How Presti has operated in the past has been to take current assets, be they players or draft picks, and flip them for long-term assets. Other NBA franchises are impatient and take the less valuable asset in the present, while the Thunder play the long game. Even with a true contender in the present, Presti is keeping a level head.

That makes a trade out of the first round just as possible as a trade up, with Oklahoma City likely canvassing the league for teams who want to trade in at No. 12 or No. 17 and offering to flip that pick for a future one.

Our very own Christopher Kline proposed such a trade in a recent mock draft, with the Chicago Bulls trading an unprotected 2030 first-round pick to the Thunder in exchange for the No. 12 pick.

The Thunder do it again

Why would the Thunder do that?

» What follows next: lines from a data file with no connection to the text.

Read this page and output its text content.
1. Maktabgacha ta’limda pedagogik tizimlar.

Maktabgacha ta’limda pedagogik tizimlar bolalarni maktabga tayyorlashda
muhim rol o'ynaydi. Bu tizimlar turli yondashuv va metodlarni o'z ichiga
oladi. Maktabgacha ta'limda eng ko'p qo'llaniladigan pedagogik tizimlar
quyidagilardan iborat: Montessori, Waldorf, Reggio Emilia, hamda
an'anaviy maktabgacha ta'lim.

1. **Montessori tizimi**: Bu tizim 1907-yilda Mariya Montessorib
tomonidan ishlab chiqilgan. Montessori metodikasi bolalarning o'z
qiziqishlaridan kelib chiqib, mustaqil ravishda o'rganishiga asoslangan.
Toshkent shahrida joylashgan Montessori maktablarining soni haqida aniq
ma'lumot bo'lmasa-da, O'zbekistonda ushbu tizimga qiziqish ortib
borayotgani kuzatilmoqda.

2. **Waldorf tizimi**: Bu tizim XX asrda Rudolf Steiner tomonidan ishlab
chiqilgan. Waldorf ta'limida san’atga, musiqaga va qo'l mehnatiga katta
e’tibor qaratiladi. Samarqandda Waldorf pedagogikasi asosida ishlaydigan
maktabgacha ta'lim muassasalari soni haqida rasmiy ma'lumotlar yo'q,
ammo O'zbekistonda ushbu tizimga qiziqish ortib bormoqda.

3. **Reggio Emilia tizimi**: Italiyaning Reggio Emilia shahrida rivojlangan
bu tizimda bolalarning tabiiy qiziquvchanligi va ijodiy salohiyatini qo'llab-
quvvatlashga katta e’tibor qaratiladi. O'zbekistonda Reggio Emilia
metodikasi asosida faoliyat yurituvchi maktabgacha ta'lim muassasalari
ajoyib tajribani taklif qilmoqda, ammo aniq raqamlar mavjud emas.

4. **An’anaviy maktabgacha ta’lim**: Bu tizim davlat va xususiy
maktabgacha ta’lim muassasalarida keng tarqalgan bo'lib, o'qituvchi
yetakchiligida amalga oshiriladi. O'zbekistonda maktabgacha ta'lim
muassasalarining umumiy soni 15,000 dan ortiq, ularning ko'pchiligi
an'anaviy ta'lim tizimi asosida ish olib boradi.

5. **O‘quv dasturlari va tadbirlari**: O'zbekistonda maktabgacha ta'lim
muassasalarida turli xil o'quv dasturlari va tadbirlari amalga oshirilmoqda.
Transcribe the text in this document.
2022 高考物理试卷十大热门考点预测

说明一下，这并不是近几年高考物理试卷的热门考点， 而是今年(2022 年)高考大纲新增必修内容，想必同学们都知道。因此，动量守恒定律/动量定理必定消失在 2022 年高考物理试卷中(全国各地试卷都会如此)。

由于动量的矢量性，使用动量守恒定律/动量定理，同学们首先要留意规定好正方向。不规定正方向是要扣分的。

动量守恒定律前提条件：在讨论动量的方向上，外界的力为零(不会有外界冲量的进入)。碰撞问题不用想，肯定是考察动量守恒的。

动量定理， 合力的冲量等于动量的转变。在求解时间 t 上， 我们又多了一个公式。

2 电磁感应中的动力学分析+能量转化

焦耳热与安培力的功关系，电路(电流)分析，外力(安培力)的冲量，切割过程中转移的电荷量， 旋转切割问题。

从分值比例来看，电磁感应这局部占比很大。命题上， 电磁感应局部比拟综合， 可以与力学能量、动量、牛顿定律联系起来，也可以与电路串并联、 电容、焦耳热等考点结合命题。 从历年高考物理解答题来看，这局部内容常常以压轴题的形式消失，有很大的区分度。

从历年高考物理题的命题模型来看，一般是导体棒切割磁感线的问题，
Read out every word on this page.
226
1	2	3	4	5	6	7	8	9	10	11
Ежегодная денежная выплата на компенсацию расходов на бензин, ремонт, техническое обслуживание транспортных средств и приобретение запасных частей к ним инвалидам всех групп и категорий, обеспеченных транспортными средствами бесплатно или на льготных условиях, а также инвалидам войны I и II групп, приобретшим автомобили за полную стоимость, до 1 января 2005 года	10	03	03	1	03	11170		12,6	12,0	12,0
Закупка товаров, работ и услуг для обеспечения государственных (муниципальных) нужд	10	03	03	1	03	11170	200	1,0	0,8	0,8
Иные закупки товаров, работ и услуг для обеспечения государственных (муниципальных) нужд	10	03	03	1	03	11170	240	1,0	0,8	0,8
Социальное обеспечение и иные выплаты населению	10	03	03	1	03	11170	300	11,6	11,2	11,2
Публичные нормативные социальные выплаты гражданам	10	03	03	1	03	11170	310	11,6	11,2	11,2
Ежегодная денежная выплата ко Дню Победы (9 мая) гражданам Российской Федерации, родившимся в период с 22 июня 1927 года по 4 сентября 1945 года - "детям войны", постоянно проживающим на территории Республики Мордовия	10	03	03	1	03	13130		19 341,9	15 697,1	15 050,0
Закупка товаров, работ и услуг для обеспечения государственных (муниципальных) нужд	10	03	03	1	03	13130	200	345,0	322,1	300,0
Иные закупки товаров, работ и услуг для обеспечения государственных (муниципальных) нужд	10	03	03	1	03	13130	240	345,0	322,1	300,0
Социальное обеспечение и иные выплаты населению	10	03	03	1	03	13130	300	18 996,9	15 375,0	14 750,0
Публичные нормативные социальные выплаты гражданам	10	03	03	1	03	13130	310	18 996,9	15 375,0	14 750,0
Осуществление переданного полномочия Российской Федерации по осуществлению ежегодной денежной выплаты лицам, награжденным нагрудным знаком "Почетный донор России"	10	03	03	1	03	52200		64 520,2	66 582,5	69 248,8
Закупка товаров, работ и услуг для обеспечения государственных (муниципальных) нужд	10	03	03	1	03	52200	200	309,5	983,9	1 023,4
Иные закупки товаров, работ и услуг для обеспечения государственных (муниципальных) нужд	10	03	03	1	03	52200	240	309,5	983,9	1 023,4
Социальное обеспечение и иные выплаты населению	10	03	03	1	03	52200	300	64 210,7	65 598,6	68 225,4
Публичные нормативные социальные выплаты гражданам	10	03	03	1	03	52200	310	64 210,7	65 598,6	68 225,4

For three reasons. First of all, trading the No. 12 pick for a future pick alleviates the pressure of finding room for that player on the roster and on the cap sheet. The No. 12 pick will likely make around $4.6 million this season, more than a veteran minimum. They also would need one of the team's 15 roster spots.

Would the Thunder rather draft a player at No. 12 and begin developing them, or would they like to decline Kenrich Williams' team option and bring him back at the veteran minimum? This trade would let the Thunder do the latter.

Secondly, it gives Presti more flexibility to trade that asset down the line. He has to make a decision on No. 12 on the night of the draft, and at that point, the pick becomes less valuable as it is converted into a specific player whom teams may or may not like. Turning that pick into a future asset preserves the ability for Presti to include it in a trade down the line.

Finally, this move has more upside. It is very possible that a Bulls team built around Josh Giddey, Matas Buzelis, Caleb Wilson and Keaton Wagler (the latter two being the players Chicago drafts in Kline's mock draft) is a perennial playoff team in four years and the pick coming back to the Thunder is worse than No. 12.

It is also very possible that the Bulls miss the playoffs, or even make the playoffs out of the Play-In Tournament, and their pick leaps up in the lottery and delivers a Top 4 pick to the Thunder. It's not necessarily likely at this point in time, but the upside is there. Presti would almost always rather have a small upside at another franchise player than a confirmed good-not-great pick.

Is this trade a blockbuster home run? Perhaps not; to many, it may seem to be boring trade arbitrage. For Sam Presti, however, it would be another win-win move for the king of such deals. And it could set the Thunder up for years to come.